Date of Jyotisa Vedanga

Koenraad Elst koenraad.elst at PANDORA.BE
Thu Mar 23 09:43:16 UTC 2000


 Stephen Hodge <s.hodge at PADMACHOLING.FREESERVE.CO.UK>
 23 maart 2000 1:44
wrote:

> those blonde
> aryans again ?
    My hypothesis is that the initial PIE speakers were not blond at all, at
least not more than your average Panjabi Sardar, but the first population to
whom they imparted their language, in Central Asia, may well have been
predominantly blond, witness the blond mummies of Xinjiang or the remaining
blond populations in Afghan/Pakistan, like the Kalash Kafirs, this after
millennia of decrease (blondness being a recessive trait).  So, the Yellow
Emperor, bringing civilization from an Indian colony or ex-colony in Central
Asia, may well have been a fair-haired type.
    Incidentally, a recent issue of Discover monthly reports that Oetzi, the
Tiroler iceman of ca. 3000 BC, had tattoos on his body, exactly on the
location of a number of acupuncture points.  Now, the Yellow Emperor was
credited with the invention of Chinese medicine.  Both Oetzi's tribe and the
Yellow Emperor came from somewhere in Central Asia, which in turn was in the
Indian sphere of influence.  And Indian medicine does have a tradition
(likely much older than its first appearance in writing) of acu-points...
    To make matters worse (for opponents of eccentric flights of fancy),
Jean-Pierre Voiret has reported (Asiatische Studien, Bern 1997/4) finds of
quasi-runic inscriptions near Xi'an dated to the 3rd millennium BC, of
undatable quasi-runic inscriptions in the Altai region, and the persistence
of quasi-runic signs in the Lolo alphabet in SW China.  Chang's IE-Chinese
vocabulary (Indo-Platonic Papers 1988) contains many words attested only in
the Celtic or Germanic branches of IE, like ma, "horse", cfr. mare).
Gamkrelidze and Ivanov, while locating the PIE Urheimat in Anatolia, have
the Germanic branch first travel to the Altai region before turning
westward, to account for Altaic rock drawings reminiscent of Germanic
mythology and Germanic-Yeniseian lexical exchanges.  Of course, all this is
easily taken care of in a Central-Asian Urheimat theory, or in a South-Asian
one which takes Central Asia as a secondary centre of dispersal.

> Chinese scholars now date the earliest proto-writing in China to
> around 4000 BCE based on the pottery fragments found at Banpo near
> Xi'an and elsewhere.   A trifle early for Harappa ?
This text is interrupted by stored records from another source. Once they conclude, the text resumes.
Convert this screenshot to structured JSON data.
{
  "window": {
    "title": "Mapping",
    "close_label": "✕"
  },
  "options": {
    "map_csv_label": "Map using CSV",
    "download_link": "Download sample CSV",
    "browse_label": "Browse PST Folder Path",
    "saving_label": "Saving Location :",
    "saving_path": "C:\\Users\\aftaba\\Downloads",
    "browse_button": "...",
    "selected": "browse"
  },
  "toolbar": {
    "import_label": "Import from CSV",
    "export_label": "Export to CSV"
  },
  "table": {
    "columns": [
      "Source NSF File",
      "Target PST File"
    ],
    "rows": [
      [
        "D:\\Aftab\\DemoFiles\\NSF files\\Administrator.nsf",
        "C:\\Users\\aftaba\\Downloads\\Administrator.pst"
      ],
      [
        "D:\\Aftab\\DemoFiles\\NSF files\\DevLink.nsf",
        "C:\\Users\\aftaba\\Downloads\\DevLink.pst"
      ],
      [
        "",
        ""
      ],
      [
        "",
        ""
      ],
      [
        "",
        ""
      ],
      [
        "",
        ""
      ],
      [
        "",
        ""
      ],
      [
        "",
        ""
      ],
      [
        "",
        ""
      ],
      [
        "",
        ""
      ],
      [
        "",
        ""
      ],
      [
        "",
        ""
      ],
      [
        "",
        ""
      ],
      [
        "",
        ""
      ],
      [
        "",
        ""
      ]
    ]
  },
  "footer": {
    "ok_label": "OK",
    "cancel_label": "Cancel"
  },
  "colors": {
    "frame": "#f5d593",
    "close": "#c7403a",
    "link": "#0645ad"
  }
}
    Yes, but not for the pre-Harappan cultures which developed locally over
millennia.  Writing or proto-writing is considerably older than its
schoolbook genesis in Sumeria 3100 BC, as more and more findings from Vinca
(Serbia) to the Harappan area keep on testifying.  Of course, the older it
gets, the scarcer the traces of such writing; but I guess any
ancient-historian is aware beforehand that what he finds is but a small
fragment of what was originally there.  Which is why I find it amazing that
scholars keep on asserting that writing was unknown in India in the
millennium preceding the Mauryas, when by all accounts sizable states (not
just the Nanda empire, even the Magadha state was already big enough to
require a complex administration) and intellectual works of high complexity
were being created.  The discrepancy between India's civilizational
achievements in the pre-Maurya age and its alleged illiteracy in that
alleged Dark Age is enormous.  At best, it is a tribute to the exceptional
brain capacity of those illiterate Indians.